AMC Visionaries: James Cameron’s Story of Science Fiction (10/9c, AMC): Like an all-star Comic Con, this wide-ranging six-part dissection of all things sci-fi is at its best when ringleader/host James Cameron geeks out with like-minded filmmaking legends in one-on-ones. The premiere deals with “Alien Life” in its most uplifting and terrifying forms, with guest Steven Spielberg giving thoughtful insights into Close Encounters of the Third Kind and E.T. the Extra-Terrestrial. A discussion of his and others’ versions of H.G. Wells’ War of the Worlds is a reminder of how sci-fi can evoke the cultural anxieties of any era.

Elementary (10/9c, CBS): Off the air for nearly a year, the contemporary Sherlock Holmes procedural returns for a sixth season (continuing into the summer), as Sherlock (Jonny Lee Miller) grapples with a troubling medical condition that could threaten his career and ever-tenuous sobriety.

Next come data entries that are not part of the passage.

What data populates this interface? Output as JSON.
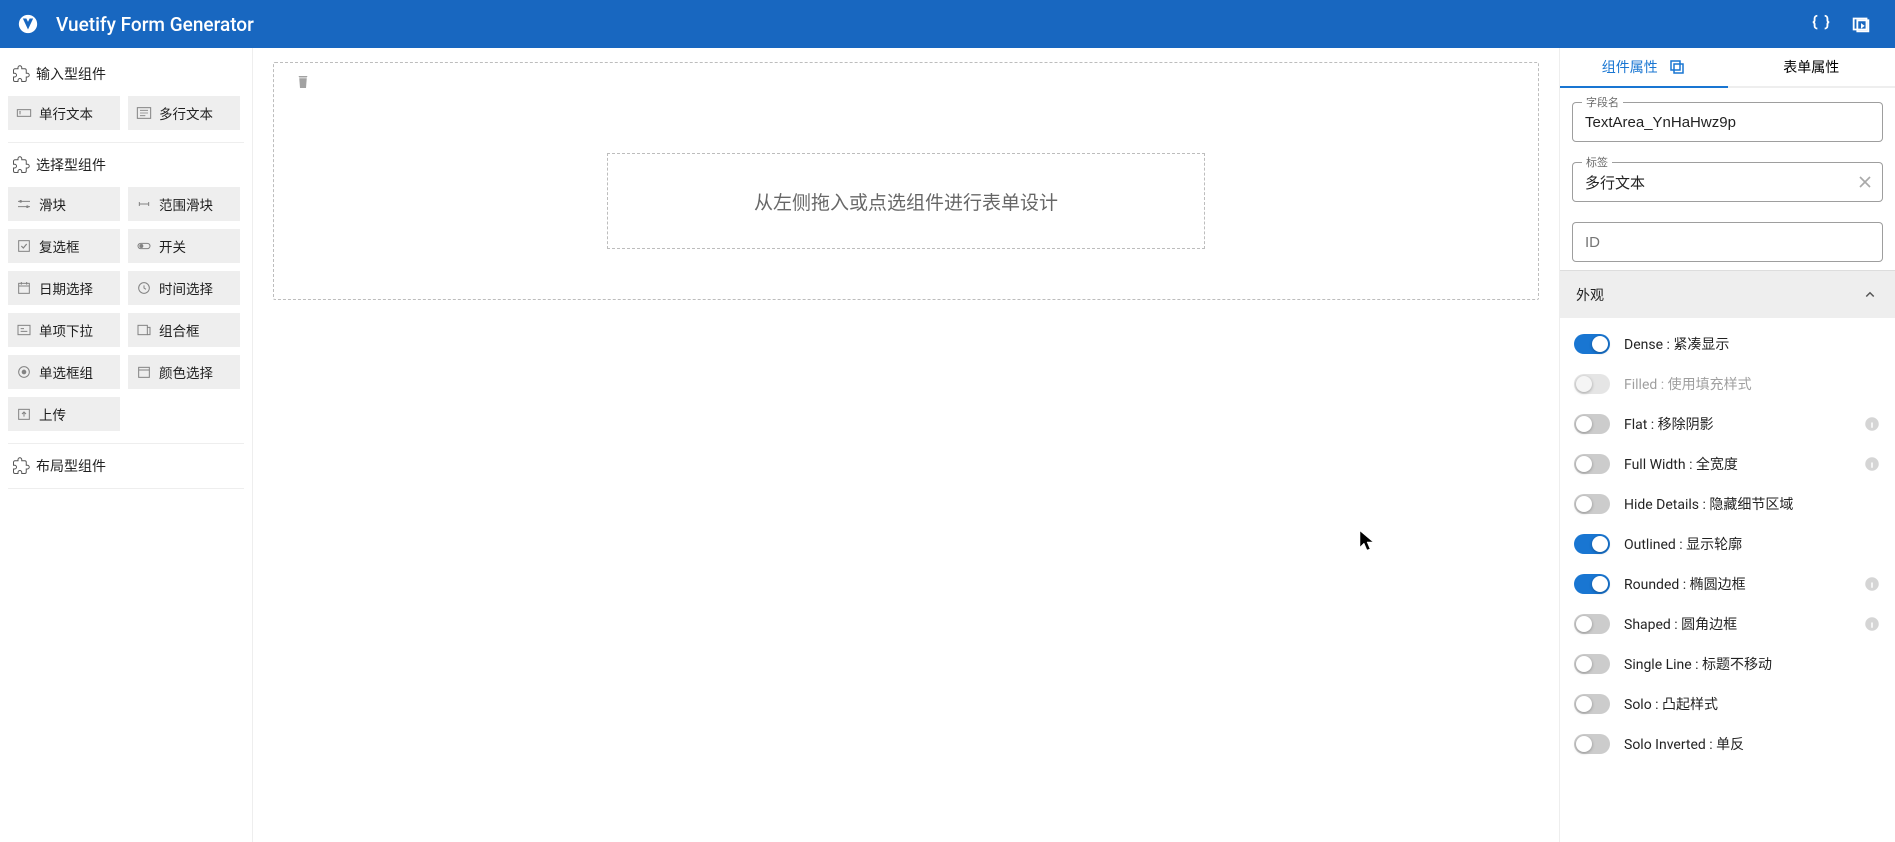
{
  "app": {
    "title": "Vuetify Form Generator"
  },
  "leftPanel": {
    "cat_input": "输入型组件",
    "cat_select": "选择型组件",
    "cat_layout": "布局型组件",
    "input_items": {
      "single_line": "单行文本",
      "multi_line": "多行文本"
    },
    "select_items": {
      "slider": "滑块",
      "range_slider": "范围滑块",
      "checkbox": "复选框",
      "switch": "开关",
      "date": "日期选择",
      "time": "时间选择",
      "single_select": "单项下拉",
      "combo": "组合框",
      "radio_group": "单选框组",
      "color": "颜色选择",
      "upload": "上传"
    }
  },
  "canvas": {
    "placeholder": "从左侧拖入或点选组件进行表单设计"
  },
  "rightPanel": {
    "tab_component": "组件属性",
    "tab_form": "表单属性",
    "field_name_label": "字段名",
    "field_name_value": "TextArea_YnHaHwz9p",
    "label_label": "标签",
    "label_value": "多行文本",
    "id_label": "ID",
    "id_value": "",
    "acc_appearance": "外观",
    "switches": {
      "dense": "Dense : 紧凑显示",
      "filled": "Filled : 使用填充样式",
      "flat": "Flat : 移除阴影",
      "full_width": "Full Width : 全宽度",
      "hide_details": "Hide Details : 隐藏细节区域",
      "outlined": "Outlined : 显示轮廓",
      "rounded": "Rounded : 椭圆边框",
      "shaped": "Shaped : 圆角边框",
      "single_line": "Single Line : 标题不移动",
      "solo": "Solo : 凸起样式",
      "solo_inverted": "Solo Inverted : 单反"
    }
  }
}
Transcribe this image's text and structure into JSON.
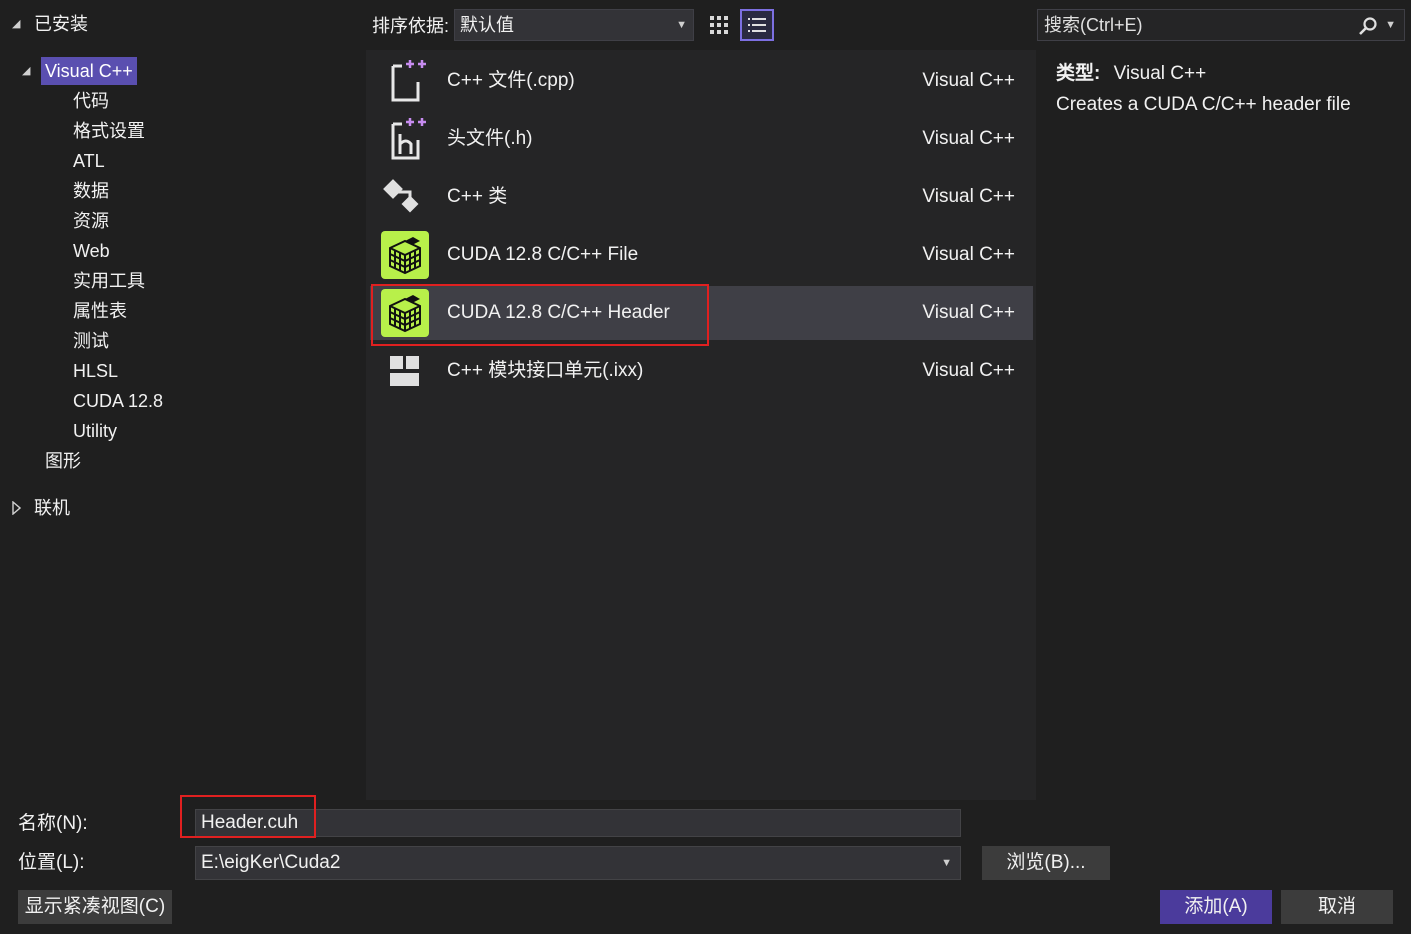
{
  "tree": {
    "installed": "已安装",
    "visual_cpp": "Visual C++",
    "items": [
      "代码",
      "格式设置",
      "ATL",
      "数据",
      "资源",
      "Web",
      "实用工具",
      "属性表",
      "测试",
      "HLSL",
      "CUDA 12.8",
      "Utility"
    ],
    "graphics": "图形",
    "online": "联机"
  },
  "toolbar": {
    "sort_label": "排序依据:",
    "sort_value": "默认值",
    "search_placeholder": "搜索(Ctrl+E)"
  },
  "templates": [
    {
      "name": "C++ 文件(.cpp)",
      "lang": "Visual C++",
      "icon": "cpp-file-icon"
    },
    {
      "name": "头文件(.h)",
      "lang": "Visual C++",
      "icon": "header-file-icon"
    },
    {
      "name": "C++ 类",
      "lang": "Visual C++",
      "icon": "cpp-class-icon"
    },
    {
      "name": "CUDA 12.8 C/C++ File",
      "lang": "Visual C++",
      "icon": "cuda-cube-icon"
    },
    {
      "name": "CUDA 12.8 C/C++ Header",
      "lang": "Visual C++",
      "icon": "cuda-cube-icon"
    },
    {
      "name": "C++ 模块接口单元(.ixx)",
      "lang": "Visual C++",
      "icon": "module-interface-icon"
    }
  ],
  "selected_template_index": 4,
  "details": {
    "type_label": "类型:",
    "type_value": "Visual C++",
    "description": "Creates a CUDA C/C++ header file"
  },
  "form": {
    "name_label": "名称(N):",
    "name_value": "Header.cuh",
    "location_label": "位置(L):",
    "location_value": "E:\\eigKer\\Cuda2",
    "browse_label": "浏览(B)...",
    "compact_view_label": "显示紧凑视图(C)",
    "add_label": "添加(A)",
    "cancel_label": "取消"
  },
  "colors": {
    "accent": "#5a4fb0",
    "primary_button": "#4b3b9c",
    "highlight_box": "#e02020",
    "cuda_green": "#b8f04a"
  }
}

Desmond Harrington (Dexter) joins the cast as a man who credits Sherlock with helping him conquer his own addition—but can he be trusted? The case of the week embroils Holmes and Watson (Lucy Liu) in the fallout over a leaked sex tape involving an heiress desperate to find her partner on the scandalous video.

Inside Monday TV: In a topical episode of CBS’s Superior Donuts (9/8c) inspired by events in the life of co-star Diane Guerrero, Sofia (Guerrero) asks Franco (Jermaine Fowler) for help when ICE raids imperil her brother with deportation to Colombia. … NBC’s Good Girls (10/9c) wraps its first season with the ladies of larceny committed to taking down Rio (Manny Montana). And when a kidney becomes available for Ruby’s (Retta) daughter, the cash-strapped women plot a caper that takes them back to the scene of their misbegotten first crime. … A new edition of PBS’s Independent Lens tells a story that could make a great movie or TV series. In True Conviction (10/9c, check local listings at pbs.org), documentarian Jamie Meltzer profiles three men who collectively spent 60 years in prison for crimes they didn’t commit. Now exonerated and free, they form an investigative “dream team” in Dallas dedicated to help other wrongfully conflicted prisoners gain their freedom.